La vente de LMB Aerospace, fleuron de l’industrie française de l’armement, à Loar Group, groupe américain, est au cœur du débat sur la souveraineté industrielle et la dépendance technologique. Selon TF1, le montant s’élèverait à près de 400 millions d’euros et des garde-fous ont été prévus pour maintenir l’activité et les contrats en France. LMB Aerospace fournit des pièces pour le Rafale, les hélicoptères de combat, le porte-avions Charles de Gaulle et certains sous-marins nucléaires, et réalise actuellement 30% de son chiffre d’affaires à l’étranger, dont les États-Unis. Le gouvernement affirme que le savoir-faire restera en France et que l’État peut intervenir si nécessaire, selon les déclarations du ministre de l’Économie.

À Malemort, la vente de LMB Aerospace sème le débat
La transaction est localisée à Malemort, en Corrèze, et a suscité des protestations politiques des deux côtés de l’échiquier. « Surtout quand c’est du matériel militaire. C’est très important pour notre défense. On voit ce qui se passe en ce moment avec Trump qui va attaquer tout le monde. Il vaut mieux se défendre que lui laisser le pouvoir », commente un riverain cité dans le reportage. Des inquiétudes portent aussi sur le risque que « des pays se mettent à nous dépasser » et sur l’emploi local, malgré les garanties affichées par l’État et le constructeur.

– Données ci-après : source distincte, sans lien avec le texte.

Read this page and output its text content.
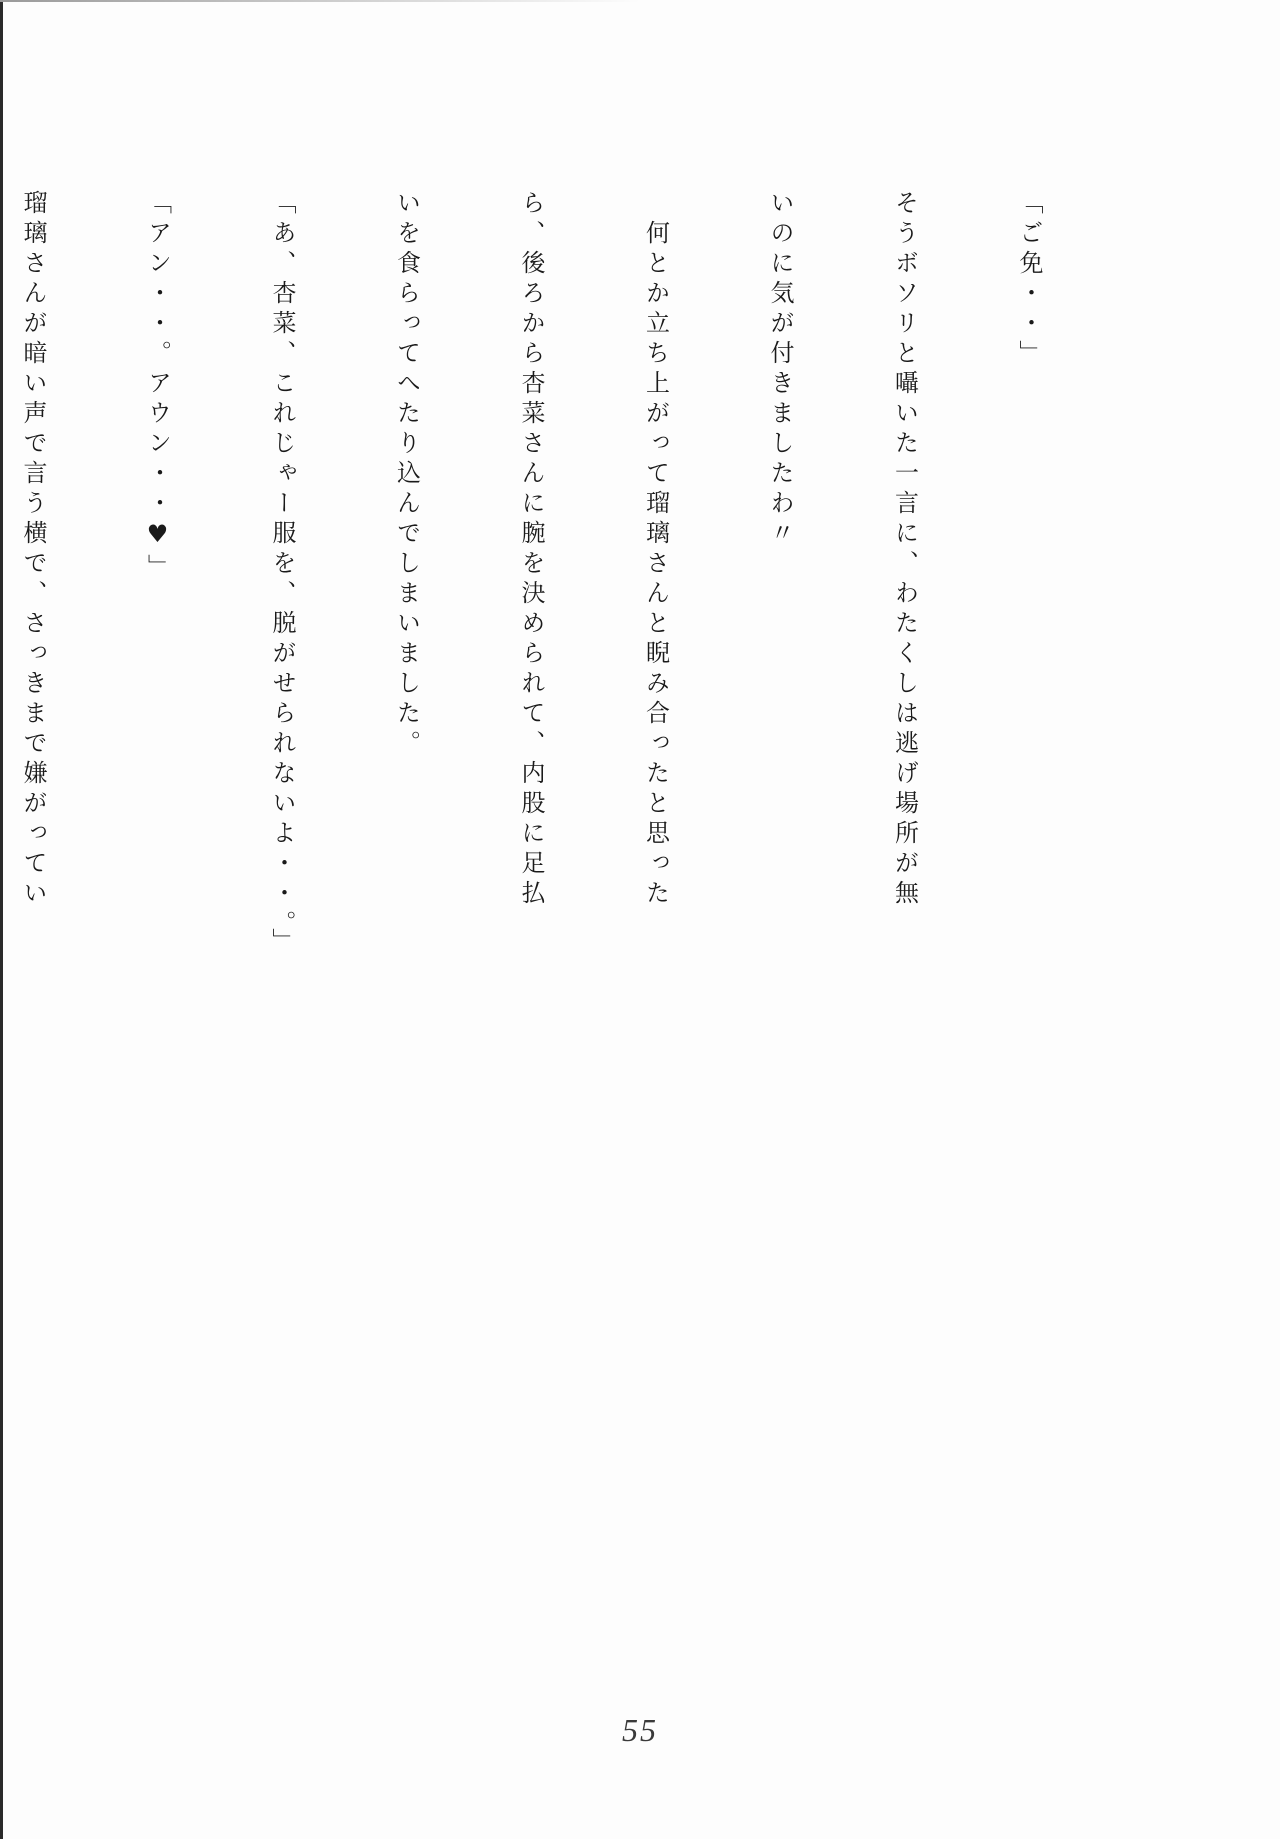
「ご免・・」

そうボソリと囁いた一言に、わたくしは逃げ場所が無

いのに気が付きましたわ〃

　何とか立ち上がって瑠璃さんと睨み合ったと思った

ら、後ろから杏菜さんに腕を決められて、内股に足払

いを食らってへたり込んでしまいました。

「あ、杏菜、これじゃー服を、脱がせられないよ・・。」

「アン・・。アウン・・♥」

瑠璃さんが暗い声で言う横で、さっきまで嫌がってい

55
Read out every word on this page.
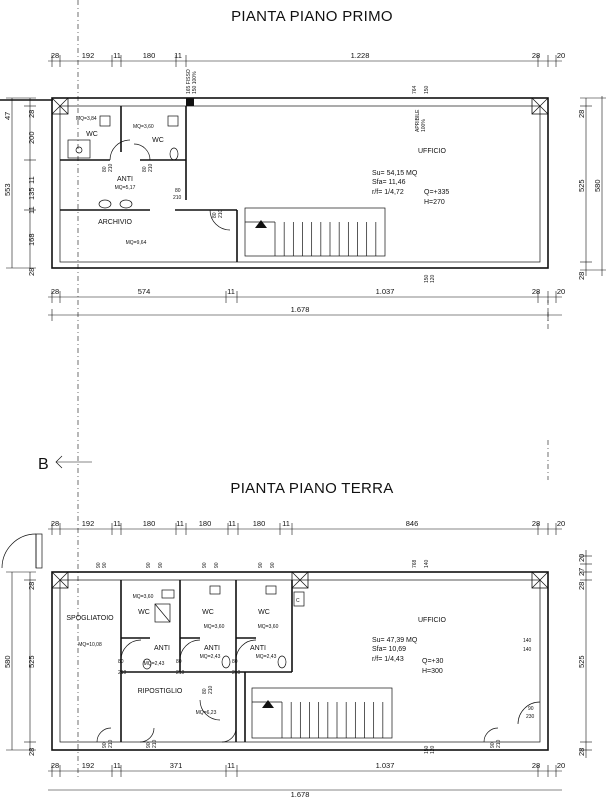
PIANTA PIANO PRIMO
28	192	11	180	11	1.228	28 20
MQ=3,84
WC
MQ=3,60
WC
ANTI
MQ=5,17
ARCHIVIO
MQ=9,64
UFFICIO
Su= 54,15 MQ
Sfa= 11,46
r/f= 1/4,72	Q=+335
H=270
165 FISSO 150 100%	764 150
APRIBILE 100%
80 210	80 210
80
210
80 210
150 120
47 28
553
200
11
135
11
168
28
28
525 580
28
28	574	11	1.037	28 20
1.678
B
PIANTA PIANO TERRA
28	192	11	180	11 180 11 180 11	846	28 20
SPOGLIATOIO
MQ=10,08
MQ=3,60
WC	WC
MQ=3,60
WC
MQ=3,60
ANTI
MQ=2,43
ANTI
MQ=2,43
ANTI
MQ=2,43
RIPOSTIGLIO
MQ=6,23
UFFICIO
Su= 47,39 MQ
Sfa= 10,69
r/f= 1/4,43	Q=+30
H=300
90 90	90 90	90 90	90 90	768 140
80
210
80
210
80
210
80 210
140
140
90
230
90 210	90 210
150 120
90 210
C
28
580 525
28
20
27
28
525
28
28	192	11	371	11	1.037	28 20
1.678
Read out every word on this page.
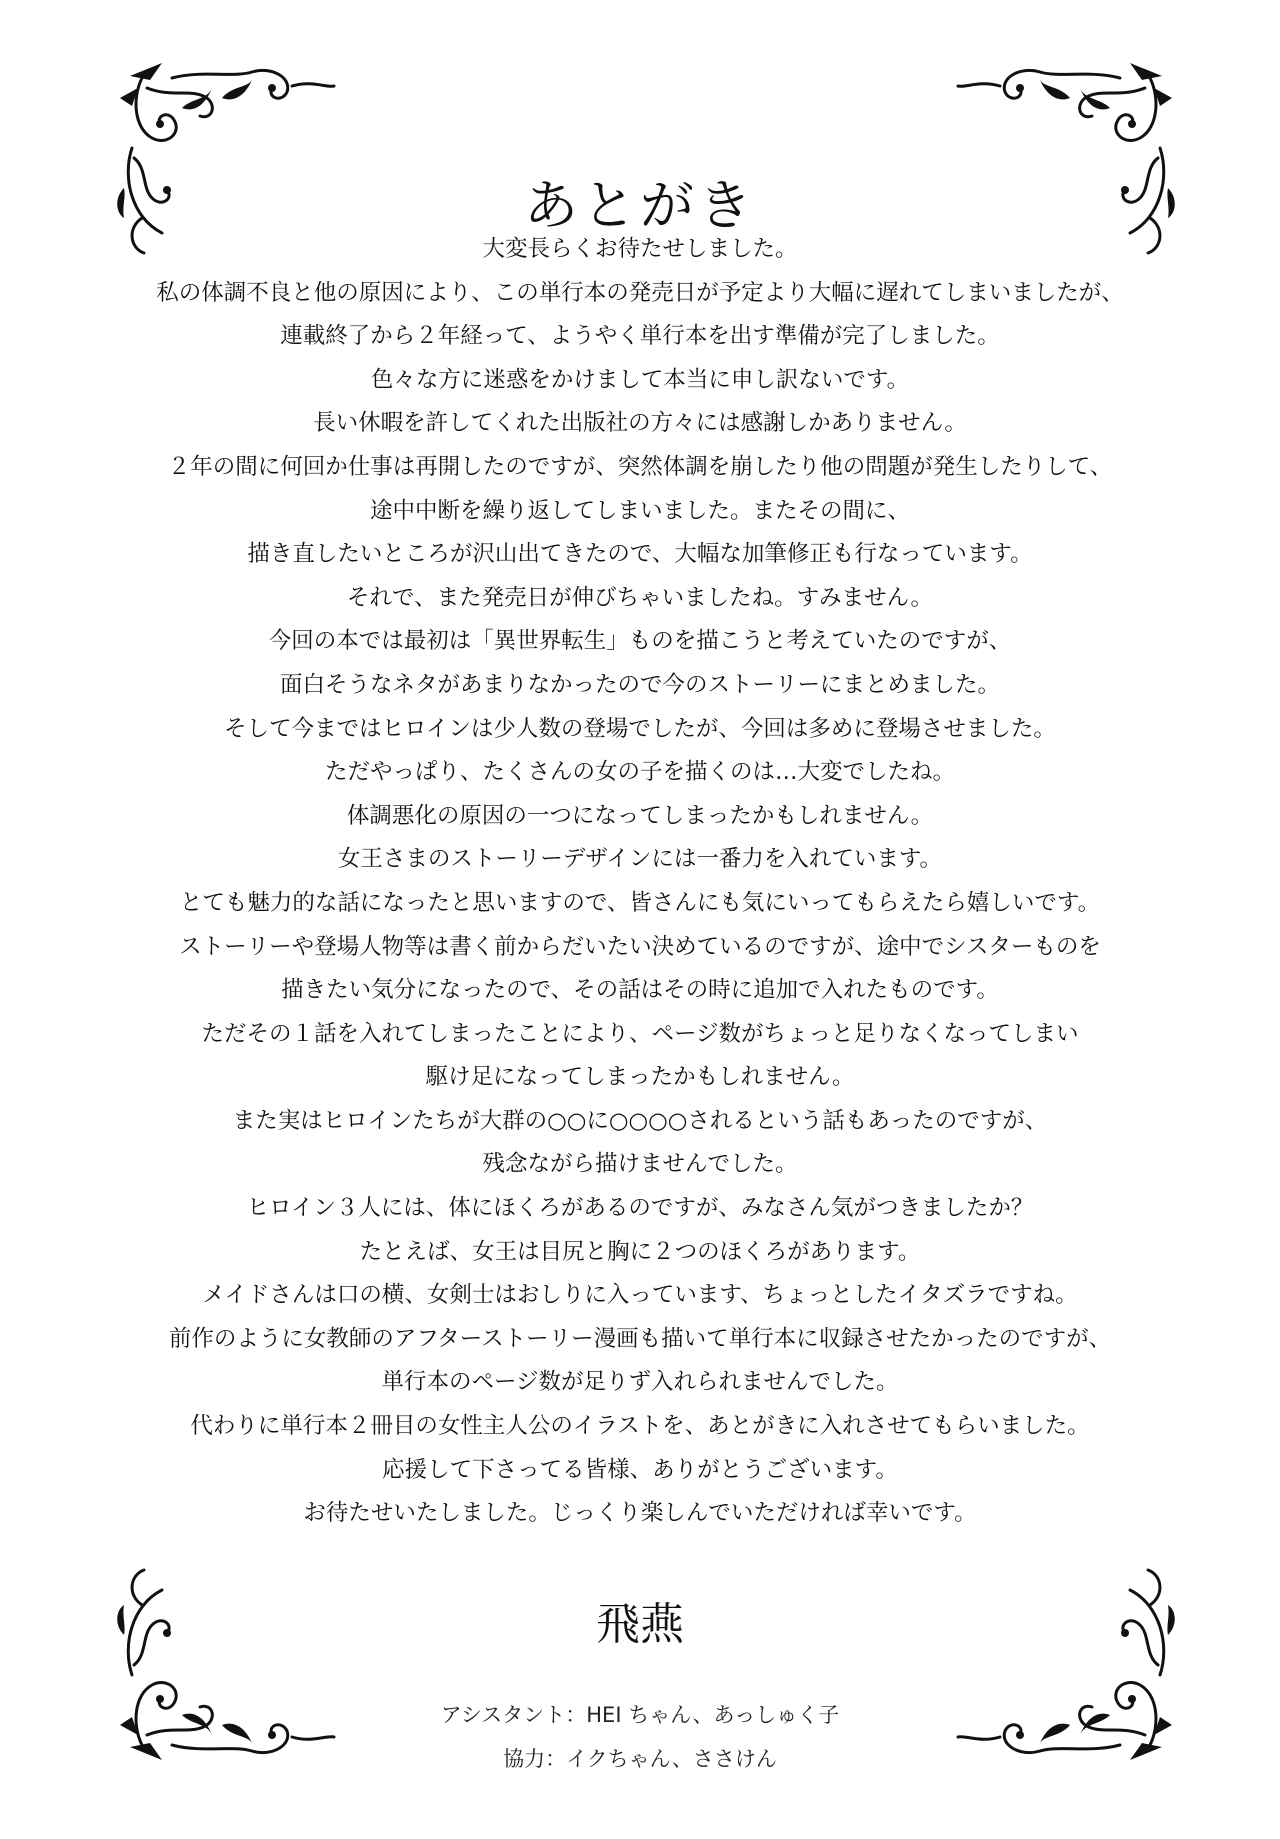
あとがき
大変長らくお待たせしました。
私の体調不良と他の原因により、この単行本の発売日が予定より大幅に遅れてしまいましたが、
連載終了から２年経って、ようやく単行本を出す準備が完了しました。
色々な方に迷惑をかけまして本当に申し訳ないです。
長い休暇を許してくれた出版社の方々には感謝しかありません。
２年の間に何回か仕事は再開したのですが、突然体調を崩したり他の問題が発生したりして、
途中中断を繰り返してしまいました。またその間に、
描き直したいところが沢山出てきたので、大幅な加筆修正も行なっています。
それで、また発売日が伸びちゃいましたね。すみません。
今回の本では最初は「異世界転生」ものを描こうと考えていたのですが、
面白そうなネタがあまりなかったので今のストーリーにまとめました。
そして今まではヒロインは少人数の登場でしたが、今回は多めに登場させました。
ただやっぱり、たくさんの女の子を描くのは…大変でしたね。
体調悪化の原因の一つになってしまったかもしれません。
女王さまのストーリーデザインには一番力を入れています。
とても魅力的な話になったと思いますので、皆さんにも気にいってもらえたら嬉しいです。
ストーリーや登場人物等は書く前からだいたい決めているのですが、途中でシスターものを
描きたい気分になったので、その話はその時に追加で入れたものです。
ただその１話を入れてしまったことにより、ページ数がちょっと足りなくなってしまい
駆け足になってしまったかもしれません。
また実はヒロインたちが大群の○○に○○○○されるという話もあったのですが、
残念ながら描けませんでした。
ヒロイン３人には、体にほくろがあるのですが、みなさん気がつきましたか？
たとえば、女王は目尻と胸に２つのほくろがあります。
メイドさんは口の横、女剣士はおしりに入っています、ちょっとしたイタズラですね。
前作のように女教師のアフターストーリー漫画も描いて単行本に収録させたかったのですが、
単行本のページ数が足りず入れられませんでした。
代わりに単行本２冊目の女性主人公のイラストを、あとがきに入れさせてもらいました。
応援して下さってる皆様、ありがとうございます。
お待たせいたしました。じっくり楽しんでいただければ幸いです。
飛燕
アシスタント：HEI ちゃん、あっしゅく子
協力：イクちゃん、ささけん
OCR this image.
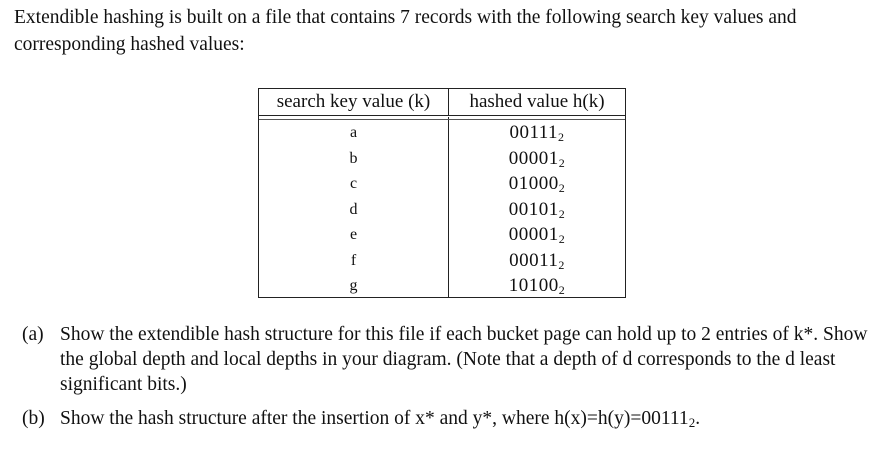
Extendible hashing is built on a file that contains 7 records with the following search key values and corresponding hashed values:

search key value (k)	hashed value h(k)
a
b
c
d
e
f
g
$00111_2$
$00001_2$
$01000_2$
$00101_2$
$00001_2$
$00011_2$
$10100_2$
(a) Show the extendible hash structure for this file if each bucket page can hold up to 2 entries of k*. Show the global depth and local depths in your diagram. (Note that a depth of d corresponds to the d least significant bits.)
(b) Show the hash structure after the insertion of x* and y*, where $h(x)=h(y)=00111_2$.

Des voix politiques dénoncent une rupture de confiance entre le discours sur le réarmement et la réalité d’un transfert potentiel sous pavillon américain. Le président du Rassemblement national, Jordan Bardella, dénonce sur X une « grande braderie », tandis que Aurélie Trouvé, députée de La France insoumise, parle de décision « suicidaire » pour avoir placé « un industriel stratégique pour la défense et l’aéronautique française entre les mains des USA ». Le ministre des Comptes publics et de l’Économie, Roland Lescure, rappelle que « C’est assez rare. Il faut vraiment que le deal soit stratégique pour qu’on ait cette condition-là ». Marion Buchet, experte défense, ajoute que ces garde-fous ne doivent pas rendre l’opération irrémédiablement bloquante.
Cette vente n’est pas une première dans le secteur: LMB Aerospace avait déjà été vendue à un fonds d’investissement américain au début des années 2000, et elle réalise une part croisée des marchés, notamment avec une présence marquée sur le marché nord-américain.

Détails et garanties: l’encadrement étatique et les chiffres divergents
Le gouvernement affirme que l’opération a été strictement encadrée dans le cadre du contrôle des investissements étrangers, avec l’acquisition par l’État d’une action de préférence — une golden share — lui conférant un droit de regard renforcé sur les actifs stratégiques. Le ministère de l’Économie précise que, même si une option d’entrée au capital par Bpifrance avait été évoquée par la Direction générale de l’armement (DGA), elle n’a pas été retenue. « Toute décision stratégique pourra être bloquée par l’État. Par ailleurs, évidemment, le fait que cette entreprise continue à produire en France. Le fait que des contrats stratégiques soient protégés. Tout ça, c’est prévu par l’accord », énumère Roland Lescure.
Cependant, les chiffres annoncés varient selon les sources. TF1 évoque « près de 400 millions d’euros » pour cette cession, tandis que La Lettre et Le Monde indiquent un montant autour de « 367 millions d’euros ». La transaction serait conclue fin décembre 2025, selon ces reports, signe d’une négociation complexe et d’un cadre post‑cession encore en débat. Cette dualité numérique nourrit les échanges entre partisans et critiques de la souveraineté industrielle.
Au-delà du montant, les échanges soulignent la difficulté de préserver une base industrielle stratégique tout en restant attractif pour les investisseurs, dans un contexte où les États européens cherchent à rééquilibrer dépendances et compétitivité.